To counter violence and injustice and teach dialogue skills, Nepal Unites CC teaches peacebuilding skills and offers on-site experience with various faith traditions in Nepal.
Nepal Unites, a URI CC, recently hosted an in-person School of Peace Workshop in Bhaktapur, Nepal in partnership with the Interfaith Cooperation Forum based in Hong Kong. Fourteen young adults from different faiths and backgrounds, came from Bangladesh, Cambodia, Indonesia, Pakistan, Philippines, Nepal, Sri Lanka, Timor Leste, and Vietnam to take part in a 50-day learning program.
Summary of the Program:
The participants began their time together by making agreements about what was important for them to create a safe, shared space, and how they wanted to enjoy their time together.
Learning focused on: analysis of country conflict and personal conflict and sharing personal conflicts in small groups. Other sessions included: values clarification, why values play a role in building peace and peacebuilding frameworks and strategic peacebuilding tools. They were asked to explain a “theory of change” for their own country, community or organization. Participants also spoke about what religion means to them.

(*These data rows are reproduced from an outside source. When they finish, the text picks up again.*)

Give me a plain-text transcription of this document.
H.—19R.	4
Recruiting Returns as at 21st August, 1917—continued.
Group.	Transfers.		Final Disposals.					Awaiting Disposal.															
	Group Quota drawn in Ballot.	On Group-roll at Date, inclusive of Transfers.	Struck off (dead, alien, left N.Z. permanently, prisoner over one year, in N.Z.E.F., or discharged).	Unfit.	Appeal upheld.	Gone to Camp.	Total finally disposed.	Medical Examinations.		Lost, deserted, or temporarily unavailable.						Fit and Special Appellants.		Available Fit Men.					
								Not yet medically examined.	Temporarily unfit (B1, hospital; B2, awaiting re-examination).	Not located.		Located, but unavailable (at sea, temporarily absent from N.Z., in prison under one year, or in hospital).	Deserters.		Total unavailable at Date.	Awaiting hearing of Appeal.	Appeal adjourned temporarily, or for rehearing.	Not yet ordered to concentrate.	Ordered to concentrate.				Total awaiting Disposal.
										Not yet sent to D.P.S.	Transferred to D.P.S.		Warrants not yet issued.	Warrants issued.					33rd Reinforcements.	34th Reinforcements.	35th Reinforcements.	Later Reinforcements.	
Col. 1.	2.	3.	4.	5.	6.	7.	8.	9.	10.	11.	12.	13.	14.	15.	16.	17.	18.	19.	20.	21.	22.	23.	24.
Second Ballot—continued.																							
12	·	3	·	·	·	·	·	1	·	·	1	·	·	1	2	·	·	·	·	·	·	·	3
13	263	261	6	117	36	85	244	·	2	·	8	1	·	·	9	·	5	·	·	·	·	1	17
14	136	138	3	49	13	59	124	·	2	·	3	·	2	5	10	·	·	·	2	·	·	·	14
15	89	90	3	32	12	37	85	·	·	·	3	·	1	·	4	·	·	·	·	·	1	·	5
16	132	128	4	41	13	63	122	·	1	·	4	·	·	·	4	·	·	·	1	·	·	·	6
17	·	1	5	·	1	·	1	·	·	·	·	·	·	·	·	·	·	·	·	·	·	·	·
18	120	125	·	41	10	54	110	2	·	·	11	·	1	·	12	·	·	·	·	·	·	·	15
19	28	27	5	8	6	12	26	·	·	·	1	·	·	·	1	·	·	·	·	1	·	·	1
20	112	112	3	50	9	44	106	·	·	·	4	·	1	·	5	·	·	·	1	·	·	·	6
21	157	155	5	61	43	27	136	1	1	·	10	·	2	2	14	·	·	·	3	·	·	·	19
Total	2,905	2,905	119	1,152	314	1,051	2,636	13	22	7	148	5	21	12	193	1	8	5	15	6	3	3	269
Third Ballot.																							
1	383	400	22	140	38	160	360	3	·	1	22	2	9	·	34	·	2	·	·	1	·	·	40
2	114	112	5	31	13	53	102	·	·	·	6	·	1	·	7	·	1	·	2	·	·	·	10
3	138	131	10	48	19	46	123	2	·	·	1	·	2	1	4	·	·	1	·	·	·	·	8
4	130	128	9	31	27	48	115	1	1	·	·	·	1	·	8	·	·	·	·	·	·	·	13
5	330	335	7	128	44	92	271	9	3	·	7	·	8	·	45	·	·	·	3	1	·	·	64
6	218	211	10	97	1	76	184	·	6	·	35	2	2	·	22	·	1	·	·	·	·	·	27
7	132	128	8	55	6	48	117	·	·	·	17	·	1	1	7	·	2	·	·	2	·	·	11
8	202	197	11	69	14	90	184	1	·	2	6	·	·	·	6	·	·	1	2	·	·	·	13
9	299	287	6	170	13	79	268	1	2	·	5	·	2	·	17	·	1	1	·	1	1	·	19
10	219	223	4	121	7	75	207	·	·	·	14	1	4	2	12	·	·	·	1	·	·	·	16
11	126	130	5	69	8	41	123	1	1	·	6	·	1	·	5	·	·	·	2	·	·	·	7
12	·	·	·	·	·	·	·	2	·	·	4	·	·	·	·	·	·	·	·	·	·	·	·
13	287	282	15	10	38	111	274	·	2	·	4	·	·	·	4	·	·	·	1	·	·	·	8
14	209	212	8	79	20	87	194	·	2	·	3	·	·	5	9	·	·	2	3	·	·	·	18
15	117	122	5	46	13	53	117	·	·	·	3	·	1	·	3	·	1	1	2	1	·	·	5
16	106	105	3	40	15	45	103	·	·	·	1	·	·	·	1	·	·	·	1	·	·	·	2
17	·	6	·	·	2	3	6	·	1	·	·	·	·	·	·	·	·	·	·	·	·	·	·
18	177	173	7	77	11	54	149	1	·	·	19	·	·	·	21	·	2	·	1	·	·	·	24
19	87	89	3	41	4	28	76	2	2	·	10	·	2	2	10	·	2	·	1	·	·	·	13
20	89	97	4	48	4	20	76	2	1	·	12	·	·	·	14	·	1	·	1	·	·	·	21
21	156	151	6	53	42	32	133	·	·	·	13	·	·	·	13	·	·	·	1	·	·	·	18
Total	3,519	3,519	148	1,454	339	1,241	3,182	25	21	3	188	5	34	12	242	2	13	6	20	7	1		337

In depth, field trips included: Koteshwar Hindu Ashram, the International Society for Krishna Consciousness (ISKCON); the Tergar Buddhist Monastery and the White Monastery, housing 450 monks and 100 lamas, is home to one of the biggest libraries in Asia; the Jain temple in Kamal Pokhari, Kathmandu; the National Spiritual Assembly of the Bahai Faith, and, Islamic Sangh Nepal, Balkhu, Kathmandu.
The group spent 5 days in the Amaltari Madhyavarti Community Homestay in the Bagh Khor village, Nawalpuri District where they participated in the LESS PRINCIPLE.
L- Live, listen, and learn from the people
E- Eat what ordinary people have for regular meals (no special menu)
S - Share the life stories; the participants can also share their stories with their host families
S - Simple life, sleeping with the people, in the sense that, the participants experience sleeping without (if ever) mattresses or the amenities of their homes and hotels.
Rose HayaHay - One Participant Tells Her Story
Rose HayaHay, an active member of the peasant organization,Hugpongsa Mag-uumasaMabini, in the Philippines speaks of the attacks by the state on the Indigenous Lumad communities and her intention to use her experience as a participant at the School of Peace to increase her capacity to make a positive difference for her community.
I am here (SCHOOL of PEACE] with you today as a grassroots organizer and advocate, it is important to maximize spaces for us to share our stories while at the same time learning new things that we can apply and use in the context of our work. We believe that this space, the “SCHOOL OF PEACE”, will help us and the communities we serve to learn more by exchanging our experiences. It will give us more confidence as human rights workers and educators. It will also give us an opportunity to raise awareness of the international audience about the situation of indigenous people’s situation in the Philippines. It is necessary, more than ever, for us advocates, to echo the calls of the communities we work with on the ground as they experience firsthand the attacks and violence by the state. We must take action! We are hopeful that the school of peace will be space for us to do this because as what Lumad students and elders always say: “There can be no peace without justice.”